From Middle English dosse per, from Old French doze pers, douze pers (twelve peers). Fell out of use in the 17th century, but revived in the 19th.

Pronunciation[edit]

Noun[edit]

douzeper (plural douzepers) (rare)

  1. (historical) One of the "twelve peers" of Charlemagne, later associated with the twelve greatest peers of France (namely the archbishop of Rheims, the bishops of Laon, Langres, Beauvais, Chalons and Noyon, the dukes of Normandy, Burgundy and Aquitaine, and the counts of Toulouse, Flanders and Champagne).
    • 1590, Edmund Spenser, The Faerie Queene, III.10:
      Big looking, like a doughty Doucepere, / At last he thus; ‘Thou clod of vilest clay, / I pardon yield […]’.
    • 1967, J. Burke Seyers, A Manual of the Writings in Middle English, 1050-1500[1], page 95:
      Roland defiantly accepts the post of danger; the douzepers and other knights join him.

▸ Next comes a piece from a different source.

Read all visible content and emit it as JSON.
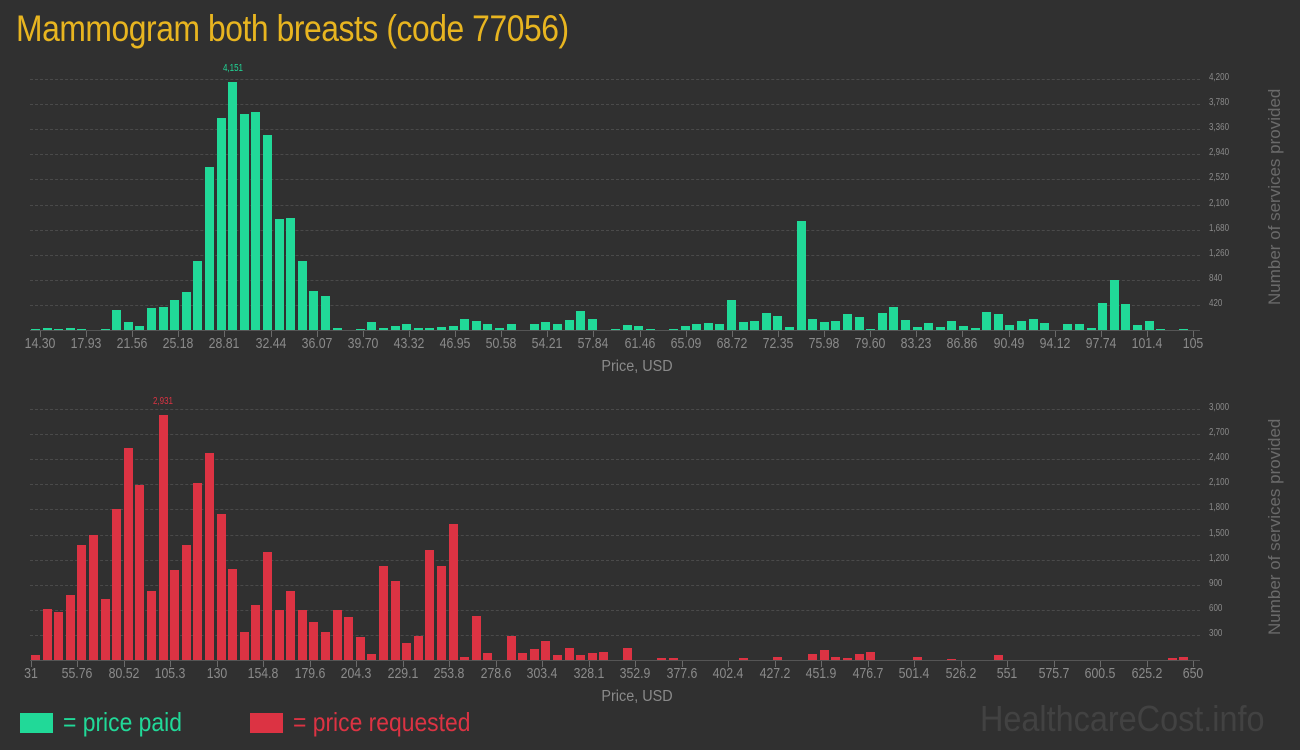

Ganelon leads the van of the army as it starts again toward France. The Saracens prepare for battle.
    • 1980, D A Pearsall, The Floure and the Leafe and the Assembly of Ladies (notes)[2], page 149:
      The knights of the Round Table and the douzepers were closely associated by virtue of the juxtaposition of Arthur and Charlemagne in the Nine Worthies.
  2. Any individual considered to be like or in the model of Charlemagne's peers; someone considered as a great hero or paladin.
    • 1967, William Manchester, The Death Of A President[3], page 26:
      Down the Grand Staircase the military aides marched in a glittering rank behind the Commander in Chief, Ted on the right, God front and center, Taz on the left. Approaching the bottom, valor suddenly vanished; they fled like fugitives. It was time for photographs, and douzepers mustn't appear to be publicity hogs.
    • 2012, William Matthews, The Tragedy of Arthur[4], University of California Press, page 68:
      And to him are devoted a surprisingly large number of separate works which describe his life and career, his code of conduct as a ruler, or the adventures of his douzepers: three alliterative poems which survive only incompletely, Alexander (A), Alexander and Dindimus (B), and The Wars of Alexander (C); a long poem in couplets called Kyng Alisaundre []
    • 2017 February 7, Ellery Queen, The Finishing Stroke[5], page 121:
      In fact, come to think of it, you're also a douzeper.” “I'm a what?” Payn gasped. “ Douzeper,” Ellery assured him. “The douzepers were the twelve paladins of Charlemagne. Surely you can't have forgotten the most famous paladin of them all?